I have heard of the difference of sensitivity and response between drawing and multi purpose tablets. But I also need to think about my limited budget and how much I would use a multi purpose tablet versus the drawing tablet. ( I need it for drawing more than anything else). The new tablets coming in a few months I have heard may be sensitive enough.

SO in short I need a tablet that will be a quality drawing tablet but if possible just a fucking around tablet as well.

Any advice?

Comments

  • PC + Wacom perhaps? If you want something mobile, I don't think there are cheap ones out there. There was this really REALLY cheap one color tablet just for drawing, but I can't remember the name of it.
  • My buddy Niki was just shopping around for a tablet PC, and apparently the Lenovo tablet PC's are equipped with Wacom parts that register 512 levels of touch sensitivity, are are constantly on sale for around $1K. Lenovo is apparently really dumb about which of their SKUs ship with Wacom parts, but Wacom is super happy to tell you which of Lenovo's parts have their goods in them. I'll try to chase down the exact model number of the one she got, but this seems like a pretty rad idea to me. (She uses it for production animation work.)
  • My buddy Niki was just shopping around for a tablet PC, and apparently the Lenovo tablet PC's are equipped with Wacom parts that register 512 levels of touch sensitivity, are are constantly on sale for around $1K. Lenovo is apparently really dumb about which of their SKUs ship with Wacom parts, but Wacom is super happy to tell you which of Lenovo's parts have their goods in them. I'll try to chase down the exact model number of the one she got, but this seems like a pretty rad idea to me. (She uses it for production animation work.)
    ORLY. I have been looking for a good animation tablet PC. That's not bad. Is it actually wacom style pressure sensitive? The old tablet I got for free was okay for flash drawing (kind of slow) but any photoshop thing that required actual brush strokes and pressure sensitivity, it would go blah.
  • I have an x201t and it is pressure sensitive. I do not have Photoshop but many apps do recognize the pen pressure sensitivity; unfortunately I was never able to get Gimp to properly see it. One of my students just got a x220t and just playing with OneNote, the screen seems even more sensitive.
  • too late I got a wacom intuos4
  • wacom intuos4
    What I use at work, and hasn't given me trouble yet.
  • too late I got a wacom intuos4
    All you need to do now is re learn hand eye coordination!
  • Really? It's not that much harder than a mouse. If you hold it close to the tablet, you pick it up quite quickly as it shows you were the mouse is without having to press down. From there it's just practice.
  • Maybe I am just super uncoordinated, at first I found it really to use a tablet and found it impossible to get the mouse in the right place.
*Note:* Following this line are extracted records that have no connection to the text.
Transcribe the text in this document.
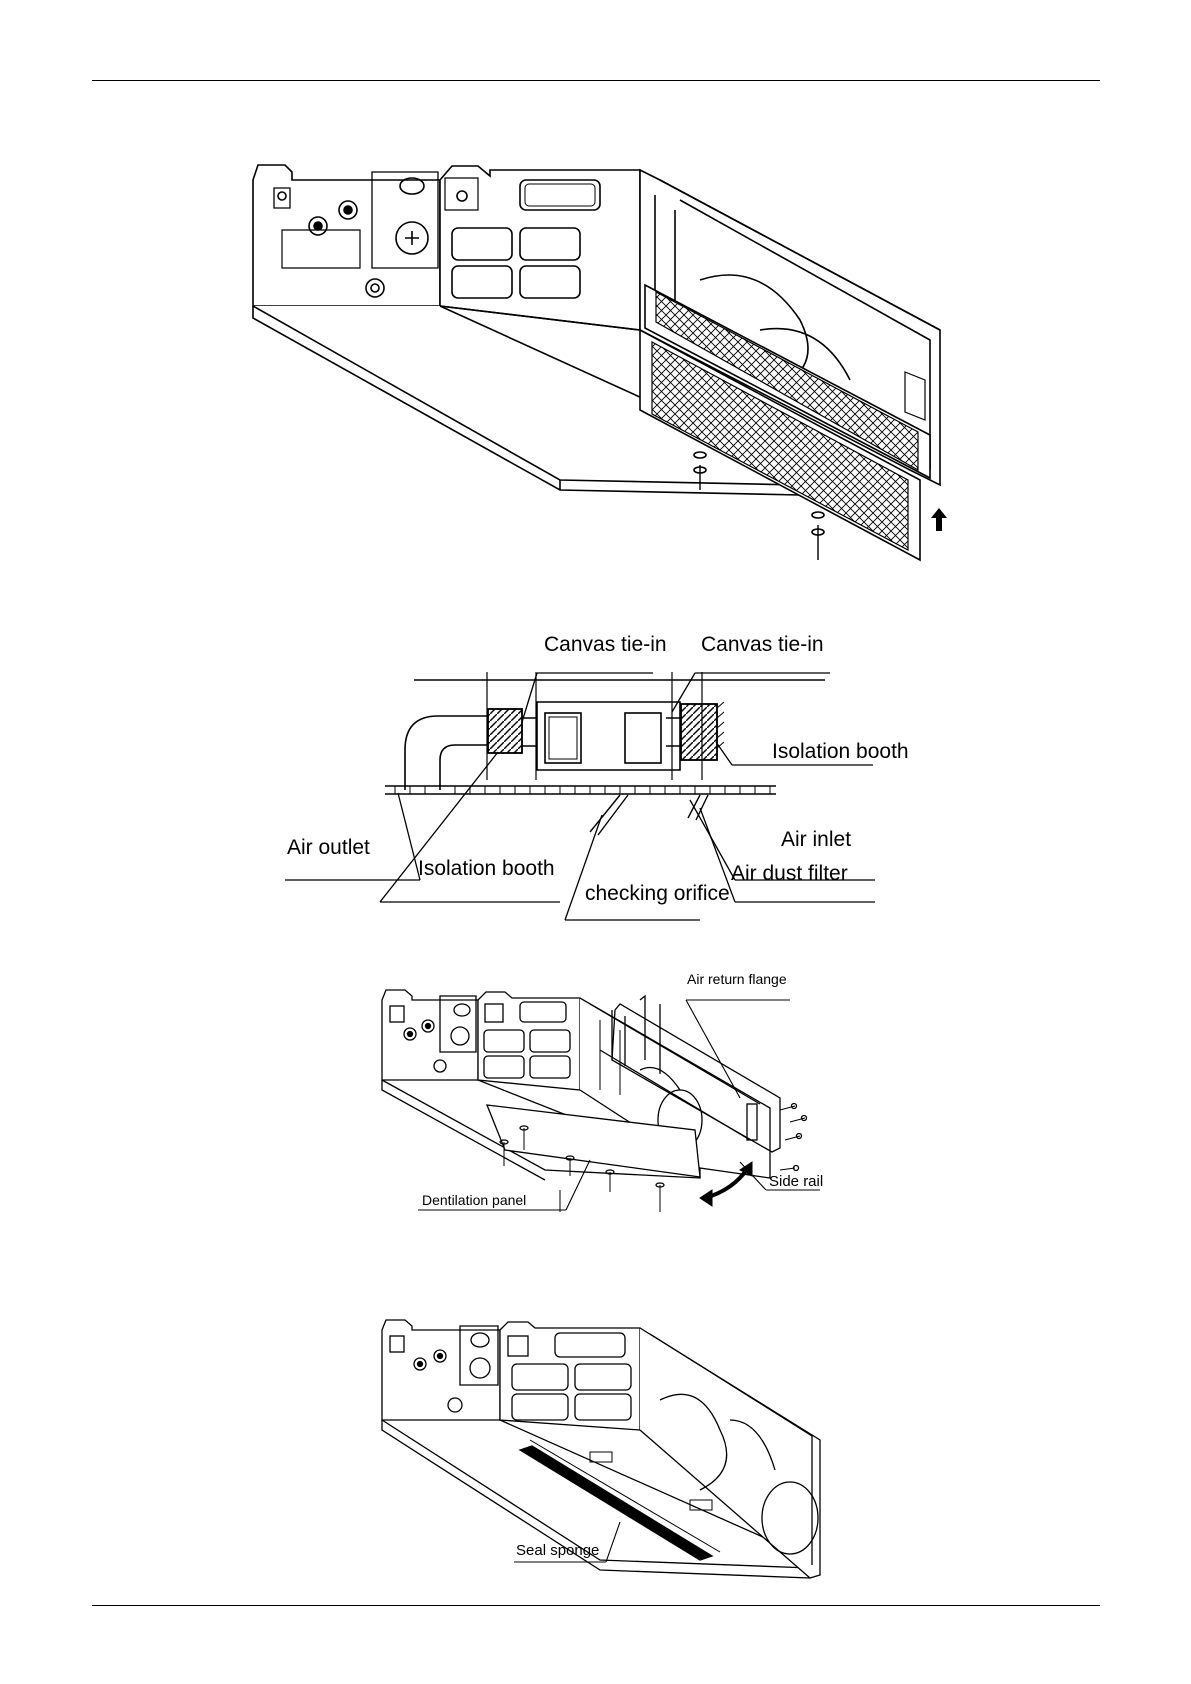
Canvas tie-in Canvas tie-in
Isolation booth
Air outlet
Isolation booth
checking orifice
Air inlet
Air dust filter
Air return flange
Side rail
Dentilation panel
Seal sponge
I had to "re-learn" using a mouse interface, which was quite frustrating.
  • I have been using a bamboo tablet for a couple of months now and though it is on the cheap end of the spectrum, it is more than enough to handle my needs in drawing computer graphics.

    I am using photoshop for practicing and airbrush or even paint brush as my medium. The last I did was a dog which I just traced from a picture.

    yes that would be a newbie move but that is what I need to go through in order for me to learn the rigors of using a tablet.